UK’s Cost of Living Crisis Driving Older People Back to Work

The combination of a volatile financial market, rising inflation and the cost of living has led to the ‘Great Unretirement’ – a time in which retired people are now returning to the workplace to make costs meet.

According to data from the Office for National Statistics (ONS), there are now more people aged 50 or older in work or looking for work than since before the Covid pandemic.

Their data shows that there was an increase of 116,000 in economic activity, referring to people working or actively looking for work) among over-50s in the past year. Men aged over 65 accounted for over half of this total increase.

Experts say that the increase is driven by former people in retirement making the decision to return to work, as opposed to people working longer. According to the Chief Executive of Rest Less, a digital community for the over-50s, Stuart Lewis, told the Guardian that “people who thought they could retire comfortably during the pandemic are having to unretire and find work again to bring in extra income and top up their pensions while they still can.”

Lewis goes on to state that we are seeing “increasing numbers of retirees are feeling poorer than they’ve felt before, with consumer confidence at a record low and purchasing power eroded on a monthly basis. All this is driving the trend of unretirement.”

Lewis adds that volatile financial markets have contributed towards creating significant fear and uncertainty surrounding people’s perceptions of their future retirement income. This comes as we saw a one-off suspension of the state pension triple lock in April, which meant that the state pension only increased by 3.1%, totally unaligned to the 9.4% jump in inflation last month.

Richard Allan of consumer finance start up, Capital Bean, commented: “With rising living costs, it is not surprising that people are not only working longer, but even going back to work.”

“There are certainly some interesting opportunities to continue working part-time or remotely, which can be more convenient for an aging population.”

“This could add a lot of value to the economy, with this particular group’s knowledge and expertise, whilst avoiding high cost or riskier measures to borrow money, such as second mortgages and equity release, which leave little for their families in terms of inheritance.”

Further, the Charity Director at Age UK, Caroline Abrahams, added that it came as no surprise that growing numbers of retired people were now “scrambling to return to work in an effort to shore up their finances against the storm”.

Abrahams went on to add that “judging from what we’re being told at Age UK, many older people are looking ahead to the winter with extreme trepidation. With inflation high and rising we can see why: the prospect of scrambling to afford to keep the heating on is truly frightening.”

“Carefully laid retirement plans, which looked economically sustainable a year ago, are now shot to pieces and that’s a huge disappointment if you’ve been looking forward to a rest and the chance to enjoy yourself after many years of working.”

The Government has been heavily criticised for removing the promised protections from pensions.
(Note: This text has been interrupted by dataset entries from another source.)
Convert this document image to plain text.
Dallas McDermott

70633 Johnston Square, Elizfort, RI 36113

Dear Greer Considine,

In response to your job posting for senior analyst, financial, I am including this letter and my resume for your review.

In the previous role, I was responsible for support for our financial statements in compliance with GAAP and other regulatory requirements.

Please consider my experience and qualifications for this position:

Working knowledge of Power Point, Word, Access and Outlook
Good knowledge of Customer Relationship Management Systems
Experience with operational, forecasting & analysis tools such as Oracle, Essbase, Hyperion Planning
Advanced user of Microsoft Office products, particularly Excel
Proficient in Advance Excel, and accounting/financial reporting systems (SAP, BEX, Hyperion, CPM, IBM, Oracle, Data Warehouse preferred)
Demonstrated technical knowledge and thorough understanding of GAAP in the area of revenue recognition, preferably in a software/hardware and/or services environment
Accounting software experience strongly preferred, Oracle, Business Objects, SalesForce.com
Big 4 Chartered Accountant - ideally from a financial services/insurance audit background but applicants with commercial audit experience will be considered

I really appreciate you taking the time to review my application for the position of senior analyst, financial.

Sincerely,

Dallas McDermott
Qualitative data from the ONS study supports the argument that the figures are reflective of growing numbers of people coming out of retirement, as opposed to continuing to look for work after the age of 65. It found that one in three aged between 50-64 who are not currently looking for work would consider going back to work in the future. This figure fell to one in 10 amongst those aged 65 and older.

This trend is further supported by a recent poll conducted by Rest Less’ retired members. 32% stated that they would consider returning to work or that they were already working again, while almost 70% of respondents said that if they were to ‘unretire’, it would be purely or partly for financial reasons only.